2. Literature Review

2.1. Usability Testing Methods

Moderated testing is done using phone, video, or interviews with the users in any HCI design. Lab and guerrilla testing methods are also concerned with moderated testing. In this usability testing platform, phone, interviews, and video testing can all be conducted remotely. Lab and guerrilla testing must be carried out in person. Moderated testing conducted remotely has a high success rate in collaborative usability testing of virtual reality systems [22, 23].

2.1.1. Lab Usability Testing: In Person vs. Remote

A user’s ability to complete the task or set of tasks within the time frame can be tested by using lab usability testing. This testing can be in person or remote. An empirical comparison between the lab and the remote usability testing of websites was conducted, where 8 participants were tested through the lab and 38 people were tested remotely [24]. The average subjective ratings of usability given by the users are shown in Figure 1.

2.2. Affordance Testing

“Affordance” refers to the features of an object, software program, website, or any other application that provides a default clue about how to use it. Bower conducted an affordance analysis on an online educational site that offers additional affordance testing including “link-ability,” “highlight-ability,” and “permission-ability.” The study concluded that interactions between affordance and operations performed make a significant impression on learning experiences. The study further proposed numerous levels of awareness for the online educational program [25, 26].

2.2.1. Learnability Testing

The feature of “learnability” helps the users to familiarize themselves quickly with the tasks allowed by the provided interface. Evaluation of learnability for learning management systems is of great importance. A study was conducted at King Abdul Aziz University, Saudi Arabia, in order to evaluate the usability and learnability of its LMS “Blackboard.” The investigation concluded that LMS is reliable and is well designed but still lacks the ability to guide distance education learners. It also found that Blackboard violates some of the basic usability guidelines [27].

2.2.2. Ease of Use Testing

A study was conducted for usability testing of a school website developed to provide relevant information to parents and visitors at Kennesaw State University. A qualitative approach was adopted to conduct testing using observation and think-aloud methods. There were different tasks given to be performed by users with a rating system of zero to ten. In some of the more challenging tasks, it was found that the website was not easy to use at a certain level. It was concluded that Dunwoody School’s website contains beneficial resources for school community members but that testing did not result in enhancing its “ease of use” factor [28].

2.3. Mobile Usability Testing

Millions of apps are in use but, at the same time, the number of applications fulfilling the HCI and usability standards is very small.

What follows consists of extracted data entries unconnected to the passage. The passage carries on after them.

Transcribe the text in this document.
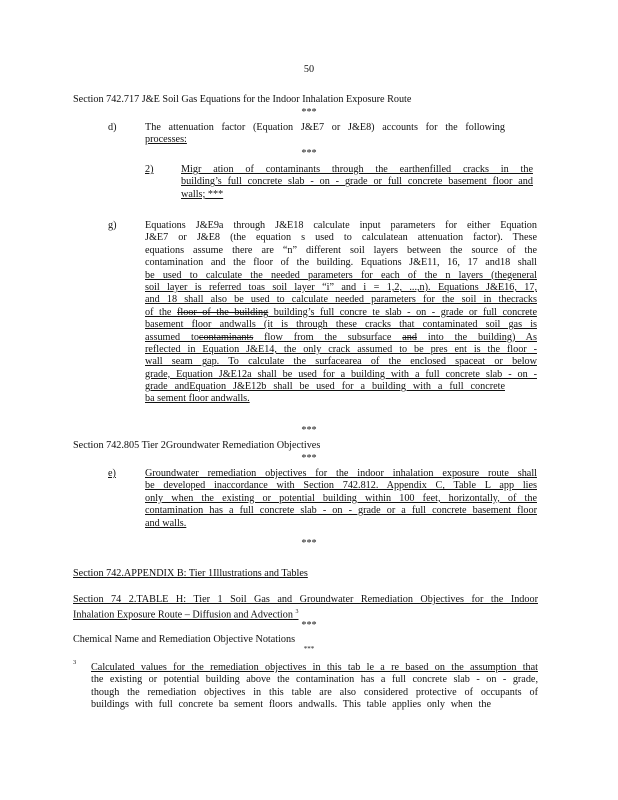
50
Section 742.717 J&E Soil Gas Equations for the Indoor Inhalation Exposure Route
***
d)	The attenuation factor (Equation J&E7 or J&E8) accounts for the following
processes:
***
2)	Migr ation of contaminants through the earthenfilled cracks in the
building’s full concrete slab - on - grade or full concrete basement floor and
walls; ***
g)	Equations J&E9a through J&E18 calculate input parameters for either Equation
J&E7 or J&E8 (the equation s used to calculatean attenuation factor). These
equations assume there are “n” different soil layers between the source of the
contamination and the floor of the building. Equations J&E11, 16, 17 and18 shall
be used to calculate the needed parameters for each of the n layers (thegeneral
soil layer is referred toas soil layer “i” and i = 1,2, ...,n). Equations J&E16, 17,
and 18 shall also be used to calculate needed parameters for the soil in thecracks
of the floor of the building building’s full concre te slab - on - grade or full concrete
basement floor andwalls (it is through these cracks that contaminated soil gas is
assumed tocontaminants flow from the subsurface and into the building) As
reflected in Equation J&E14, the only crack assumed to be pres ent is the floor -
wall seam gap. To calculate the surfacearea of the enclosed spaceat or below
grade, Equation J&E12a shall be used for a building with a full concrete slab - on -
grade andEquation J&E12b shall be used for a building with a full concrete
ba sement floor andwalls.
***
Section 742.805 Tier 2Groundwater Remediation Objectives
***
e)	Groundwater remediation objectives for the indoor inhalation exposure route shall
be developed inaccordance with Section 742.812. Appendix C, Table L app lies
only when the existing or potential building within 100 feet, horizontally, of the
contamination has a full concrete slab - on - grade or a full concrete basement floor
and walls.
***
Section 742.APPENDIX B: Tier 1Illustrations and Tables
Section 74 2.TABLE H: Tier 1 Soil Gas and Groundwater Remediation Objectives for the Indoor
Inhalation Exposure Route – Diffusion and Advection $^3$
***
Chemical Name and Remediation Objective Notations
***
3 Calculated values for the remediation objectives in this tab le a re based on the assumption that
the existing or potential building above the contamination has a full concrete slab - on - grade,
though the remediation objectives in this table are also considered protective of occupants of
buildings with full concrete ba sement floors andwalls. This table applies only when the
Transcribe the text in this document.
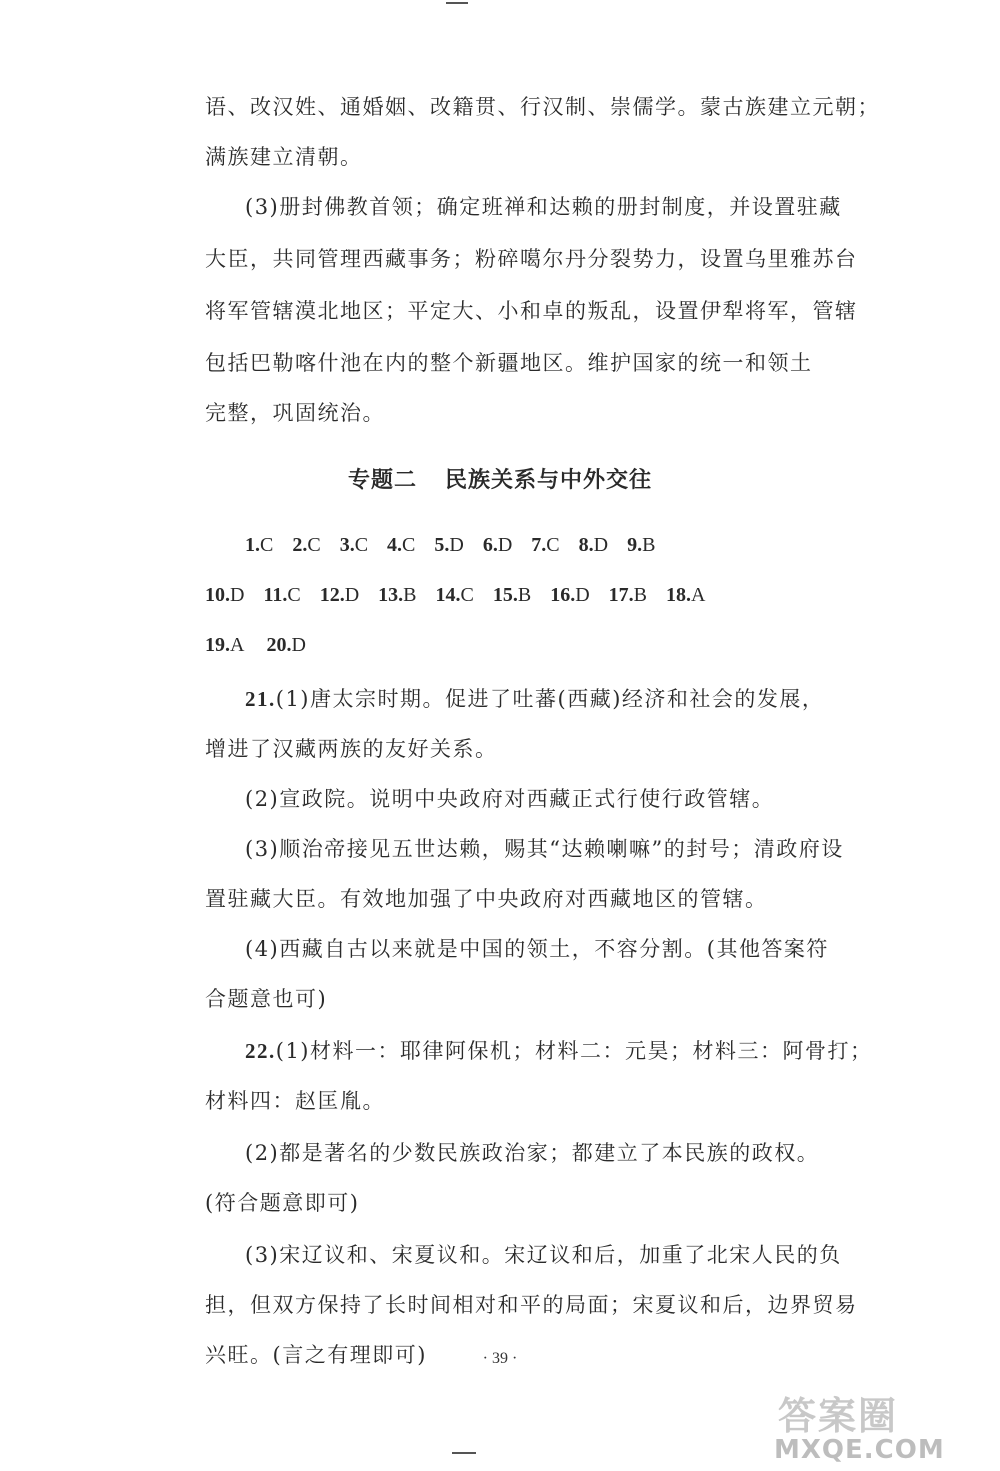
语、改汉姓、通婚姻、改籍贯、行汉制、崇儒学。蒙古族建立元朝；
满族建立清朝。
(3)册封佛教首领；确定班禅和达赖的册封制度，并设置驻藏
大臣，共同管理西藏事务；粉碎噶尔丹分裂势力，设置乌里雅苏台
将军管辖漠北地区；平定大、小和卓的叛乱，设置伊犁将军，管辖
包括巴勒喀什池在内的整个新疆地区。维护国家的统一和领土
完整，巩固统治。
专题二 民族关系与中外交往
1.C 2.C 3.C 4.C 5.D 6.D 7.C 8.D 9.B
10.D 11.C 12.D 13.B 14.C 15.B 16.D 17.B 18.A
19.A 20.D
21.(1)唐太宗时期。促进了吐蕃(西藏)经济和社会的发展，
增进了汉藏两族的友好关系。
(2)宣政院。说明中央政府对西藏正式行使行政管辖。
(3)顺治帝接见五世达赖，赐其“达赖喇嘛”的封号；清政府设
置驻藏大臣。有效地加强了中央政府对西藏地区的管辖。
(4)西藏自古以来就是中国的领土，不容分割。(其他答案符
合题意也可)
22.(1)材料一：耶律阿保机；材料二：元昊；材料三：阿骨打；
材料四：赵匡胤。
(2)都是著名的少数民族政治家；都建立了本民族的政权。
(符合题意即可)
(3)宋辽议和、宋夏议和。宋辽议和后，加重了北宋人民的负
担，但双方保持了长时间相对和平的局面；宋夏议和后，边界贸易
兴旺。(言之有理即可)	· 39 ·
答案圈
MXQE.COM
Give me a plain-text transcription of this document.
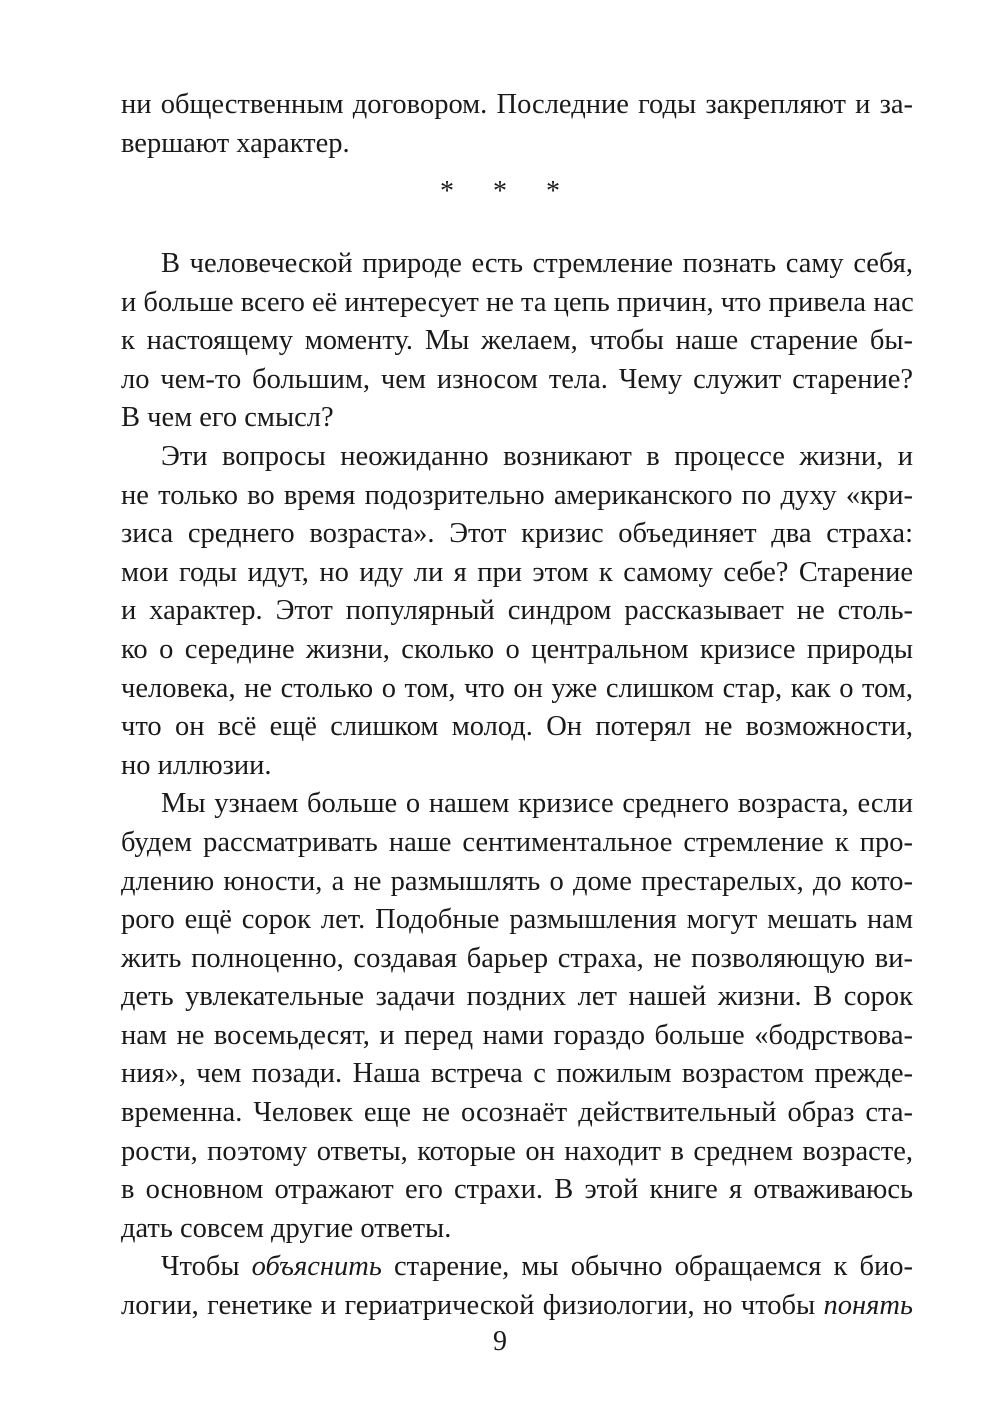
ни общественным договором. Последние годы закрепляют и за-
вершают характер.
* * *
В человеческой природе есть стремление познать саму себя,
и больше всего её интересует не та цепь причин, что привела нас
к настоящему моменту. Мы желаем, чтобы наше старение бы-
ло чем-то большим, чем износом тела. Чему служит старение?
В чем его смысл?
Эти вопросы неожиданно возникают в процессе жизни, и
не только во время подозрительно американского по духу «кри-
зиса среднего возраста». Этот кризис объединяет два страха:
мои годы идут, но иду ли я при этом к самому себе? Старение
и характер. Этот популярный синдром рассказывает не столь-
ко о середине жизни, сколько о центральном кризисе природы
человека, не столько о том, что он уже слишком стар, как о том,
что он всё ещё слишком молод. Он потерял не возможности,
но иллюзии.
Мы узнаем больше о нашем кризисе среднего возраста, если
будем рассматривать наше сентиментальное стремление к про-
длению юности, а не размышлять о доме престарелых, до кото-
рого ещё сорок лет. Подобные размышления могут мешать нам
жить полноценно, создавая барьер страха, не позволяющую ви-
деть увлекательные задачи поздних лет нашей жизни. В сорок
нам не восемьдесят, и перед нами гораздо больше «бодрствова-
ния», чем позади. Наша встреча с пожилым возрастом прежде-
временна. Человек еще не осознаёт действительный образ ста-
рости, поэтому ответы, которые он находит в среднем возрасте,
в основном отражают его страхи. В этой книге я отваживаюсь
дать совсем другие ответы.
Чтобы объяснить старение, мы обычно обращаемся к био-
логии, генетике и гериатрической физиологии, но чтобы понять
9
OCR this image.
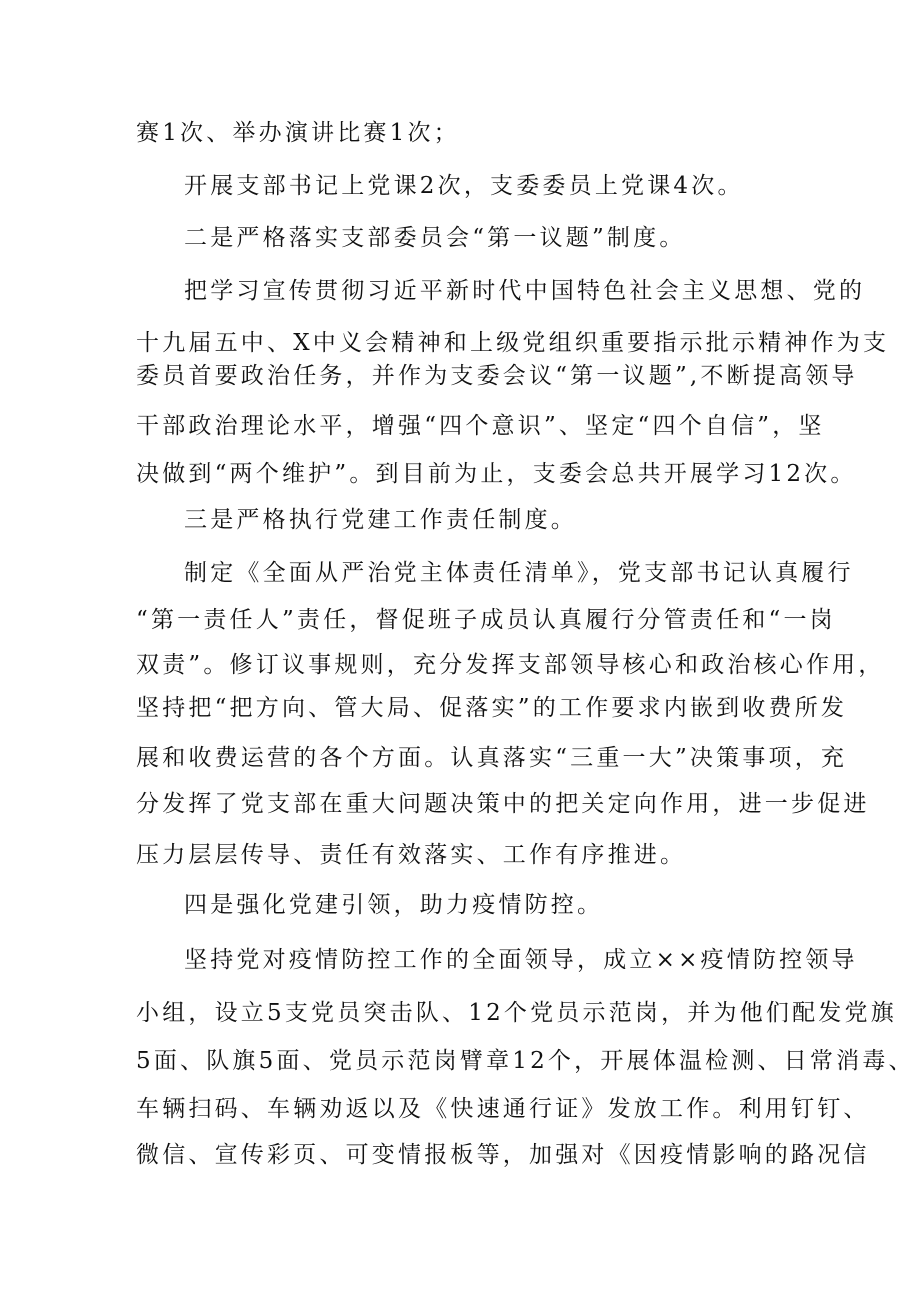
赛1次、举办演讲比赛1次；
开展支部书记上党课2次，支委委员上党课4次。
二是严格落实支部委员会“第一议题”制度。
把学习宣传贯彻习近平新时代中国特色社会主义思想、党的
十九届五中、X中义会精神和上级党组织重要指示批示精神作为支
委员首要政治任务，并作为支委会议“第一议题”,不断提高领导
干部政治理论水平，增强“四个意识”、坚定“四个自信”，坚
决做到“两个维护”。到目前为止，支委会总共开展学习12次。
三是严格执行党建工作责任制度。
制定《全面从严治党主体责任清单》，党支部书记认真履行
“第一责任人”责任，督促班子成员认真履行分管责任和“一岗
双责”。修订议事规则，充分发挥支部领导核心和政治核心作用，
坚持把“把方向、管大局、促落实”的工作要求内嵌到收费所发
展和收费运营的各个方面。认真落实“三重一大”决策事项，充
分发挥了党支部在重大问题决策中的把关定向作用，进一步促进
压力层层传导、责任有效落实、工作有序推进。
四是强化党建引领，助力疫情防控。
坚持党对疫情防控工作的全面领导，成立××疫情防控领导
小组，设立5支党员突击队、12个党员示范岗，并为他们配发党旗
5面、队旗5面、党员示范岗臂章12个，开展体温检测、日常消毒、
车辆扫码、车辆劝返以及《快速通行证》发放工作。利用钉钉、
微信、宣传彩页、可变情报板等，加强对《因疫情影响的路况信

In fact, it is important to know what usability evaluation methods have been applied to different mobile applications and where we stand.

2.3.1. Mobile Usability Evaluation Models

The first model was introduced in 2002 for the evaluation of a set of usability dimensions. These measures included navigation, input rate and menu visualization, presentation, error prevention, navigation, and contents and architecture of information design, but this study was not able to specify how each dimension is explicitly connected to each usability dimension [29]. In 2006, a study purely related to highlighting the challenges faced in evaluating the usability dimensions was conducted. This discussion was based on one hundred and eighty publications published in core human-computer interaction journals [30].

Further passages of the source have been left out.